I’ve already written about Volunia, before and after trying it out. I plan to go deeper in details in the next few days, but now I want to show you some “geeky” things i’ve noticed in this search engine. I’m a sys/net admin, you know, so i couldn’t avoid opening WireShark to check what Volunia was doing and sending trough my computer (yes, this is the first time i’m really concerned about my privacy).
The first point: altough all POST data (profile and so on) is sent trough HTTPS to secure.volunia.com, the chat system (both public and private) is using Jabber trough HTTP (chat.volunia.com).
Searches too are using GET trough HTTP. This could be a concern, so I hope a full-HTTPS version will be released in the next months (they’re years that Google is available over HTTPS).
Second point: do you see something strange in the following screenshots (click on it to see a larger version)?
Have you noticed that “wp-content”? It’s the default WordPress directory to store themes and uploads! That’s… strange. Looks like it’s only used for their news page (http://en.volunia.com/news/), but i’m not sure: why leave the WP login page open to the world? It’s just matter of some .htaccess lines.

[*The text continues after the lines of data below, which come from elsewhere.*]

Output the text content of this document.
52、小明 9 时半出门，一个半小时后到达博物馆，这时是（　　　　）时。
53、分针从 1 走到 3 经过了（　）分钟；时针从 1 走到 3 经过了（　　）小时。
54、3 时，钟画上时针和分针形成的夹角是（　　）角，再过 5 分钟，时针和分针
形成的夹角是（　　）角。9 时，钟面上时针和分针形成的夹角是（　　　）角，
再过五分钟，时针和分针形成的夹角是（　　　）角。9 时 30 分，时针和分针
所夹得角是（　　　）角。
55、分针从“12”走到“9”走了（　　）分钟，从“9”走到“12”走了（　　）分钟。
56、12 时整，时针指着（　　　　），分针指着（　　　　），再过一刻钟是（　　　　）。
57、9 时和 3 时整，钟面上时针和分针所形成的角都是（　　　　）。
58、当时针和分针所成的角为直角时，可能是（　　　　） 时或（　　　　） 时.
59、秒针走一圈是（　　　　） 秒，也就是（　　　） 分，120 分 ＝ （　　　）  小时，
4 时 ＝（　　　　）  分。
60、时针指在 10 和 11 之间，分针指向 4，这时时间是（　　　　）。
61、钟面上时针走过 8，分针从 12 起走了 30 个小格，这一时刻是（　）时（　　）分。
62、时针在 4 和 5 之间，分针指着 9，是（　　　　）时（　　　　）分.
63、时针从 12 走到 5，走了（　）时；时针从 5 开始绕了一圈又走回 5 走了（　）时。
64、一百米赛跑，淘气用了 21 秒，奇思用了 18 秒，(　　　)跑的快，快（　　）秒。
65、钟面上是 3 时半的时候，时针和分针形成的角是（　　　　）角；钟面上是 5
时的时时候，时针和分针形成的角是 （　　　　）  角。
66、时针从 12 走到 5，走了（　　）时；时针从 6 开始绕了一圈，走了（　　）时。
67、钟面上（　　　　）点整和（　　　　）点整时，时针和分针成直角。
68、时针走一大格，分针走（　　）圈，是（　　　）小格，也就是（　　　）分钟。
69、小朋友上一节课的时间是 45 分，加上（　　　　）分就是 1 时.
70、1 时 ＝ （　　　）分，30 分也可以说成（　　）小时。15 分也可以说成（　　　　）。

Hope WordPress is up-to-date, at least.
I decided to check active connections using “netstat” and this way I noticed that… The Volunia team doesn’t know what PTR records are. All their IP are still using the default Tiscali reverse records. Not a real concern, right, but a proper reverse dns records use makes netadmin’s work of monitoring their networks simplier. You can check what your users are connected to with a click, configure your firewalls to always accept outgoing traffic for hosts whose PTR ends in *volunia.com, and so on.
Anyway, this forced me to further study DNS records. I discovered that, while the main Volunia website (www.volunia.com) is behind Level3’s CDN, other services aren’t.
Both chat.volunia.com and secure.volunia.com are located in Italy. Is this only for testing purposes or is the system set to be used by the public this way?
Latency could be another concern, as I said in my first post: Italy is not the best place to put servers that need to be reachable all over the world. But, let’s look at NS records:
Do you see that? Those are default NameCheap (or Enom)’s DNS servers. Why not use an in-house solution or a more professional service, like dyn.com or Route 53? Everything but not lowcost services, please: Route53 is only $6 per year!
Some other random notes:
Received: from [127.0.1.1] (pitps004.volunia.net [172.27.38.204])
by pitsrv03.volunia.net (8.13.8/8.13.8) with ESMTP id q19F4dJj031611
for <GiorgioBonfiglio>; Thu, 9 Feb 2012 16:04:39 +0100
Ouch. I tought they were planning to grow and become a little bigger than 172.16.0.0/20 :(
I’m also wondering how many Power Users have been given access to Volunia as of today. Marchiori spoke about 100.000 PU, but, Volunia’s statistics tell a different story. How many users are using Volunia if only 200 are in the homepage?
Finally, I STRONGLY hope this “.NET” is just a “fake” header to prevent sites from blocking their bot and that Volunia is not Windows-based. Windows is killing big websites.
94.32.111.29 - - [09/Feb/2012:11:59:02 +0100] "GET /volunia.txt HTTP/1.0" 200 33 "-" "Mozilla/5.0 (Windows; U; Windows NT 5.1; it; rv:1.9.2.6) Gecko/20100625 Firefox/3.6.6 ( .NET CLR 3.5.30729)"
I’ve reported to Volunia’s team everything the WordPress thing and asked to properly set PTR records.